What are the requirements a leader needs to be successful at MessageBird? We find it essential that leaders are aware of their strengths and weaknesses and can surround themselves with talented people. We look if they can scale themselves and their team and if they can empower others and put others in the spotlight. You work here to build out the company, not to build your own empire. That’s toxic for the culture, and it won’t bring the company forward.
We look if [leaders] can scale themselves and their team and if they can empower others and put others in the spotlight. You work here to build out the company, not to build your own empire.
When you look at experience, MessageBird has 3 C-level leaders at the moment (CEO, COO, and CFO) plus an extended leadership team with other leaders representing their areas of expertise. I believe you don’t need a C-level leader to run every department. We tend to hire young and ambitious people, and we pull people with the right knowledge and experience in a room for a good decision, regardless of their job title.
How does the organizational design influence your hiring decisions? We have a very entrepreneurial way of doing this. Our hiring decisions are really based on the needs of the business at the time and the cultural fit. We have our long term strategy in mind, but the needs of the day are leading. It's not uncommon for someone to do 4 to 5 jobs simultaneously because of our fast growth, but when we see that happening, we have to act fast. As soon as we notice we reached a specific limit, we act.
What is the best advice you have for scaleup leaders regarding organizational design during fast growth?

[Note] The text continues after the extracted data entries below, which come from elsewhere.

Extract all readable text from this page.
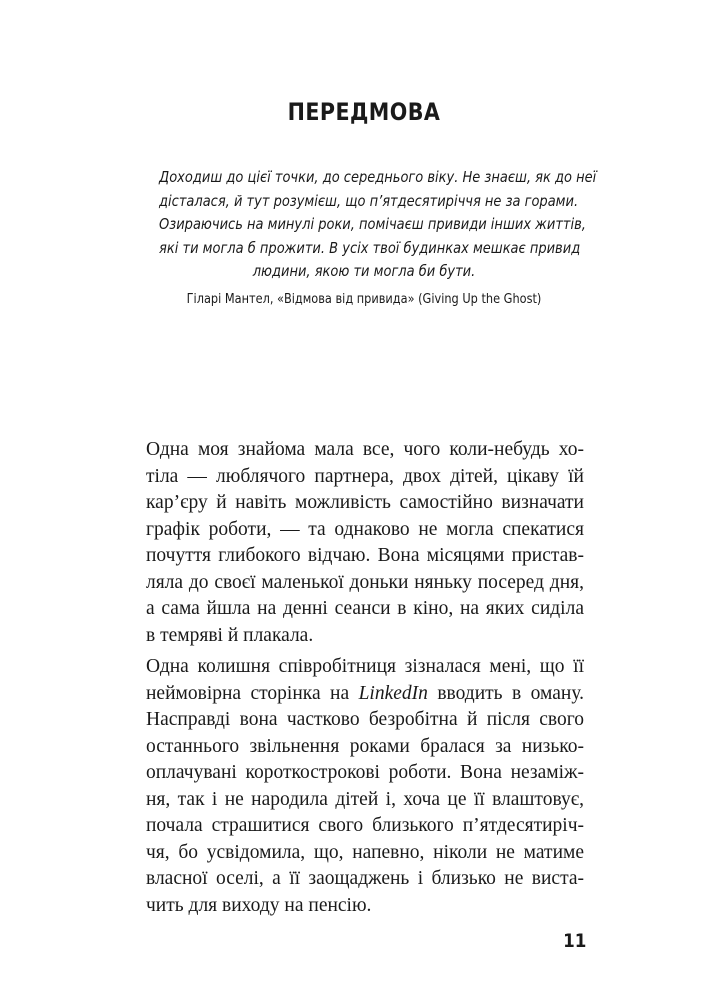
ПЕРЕДМОВА
Доходиш до цієї точки, до середнього віку. Не знаєш, як до неї
дісталася, й тут розумієш, що п’ятдесятиріччя не за горами.
Озираючись на минулі роки, помічаєш привиди інших життів,
які ти могла б прожити. В усіх твої будинках мешкає привид
людини, якою ти могла би бути.
Гіларі Мантел, «Відмова від привида» (Giving Up the Ghost)
Одна моя знайома мала все, чого коли-небудь хо-
тіла — люблячого партнера, двох дітей, цікаву їй
кар’єру й навіть можливість самостійно визначати
графік роботи, — та однаково не могла спекатися
почуття глибокого відчаю. Вона місяцями пристав-
ляла до своєї маленької доньки няньку посеред дня,
а сама йшла на денні сеанси в кіно, на яких сиділа
в темряві й плакала.
Одна колишня співробітниця зізналася мені, що її
неймовірна сторінка на LinkedIn вводить в оману.
Насправді вона частково безробітна й після свого
останнього звільнення роками бралася за низько-
оплачувані короткострокові роботи. Вона незаміж-
ня, так і не народила дітей і, хоча це її влаштовує,
почала страшитися свого близького п’ятдесятиріч-
чя, бо усвідомила, що, напевно, ніколи не матиме
власної оселі, а її заощаджень і близько не виста-
чить для виходу на пенсію.
11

There is no perfect organizational structure for a company. It's important to realize that a company is a living and breathing thing that will change all the time, so you have to iterate along the way. It can be painful now and then, but if you want to set up your company for scale, you shouldn’t be afraid to change it and make bold decisions now and then. Avoid getting stuck in the structure of reporting lines and in fear of stepping on someone’s toes. Dare to bring up the discussions that are necessary for the company to scale fast and strong.
A company is a living and breathing thing that will change all the time.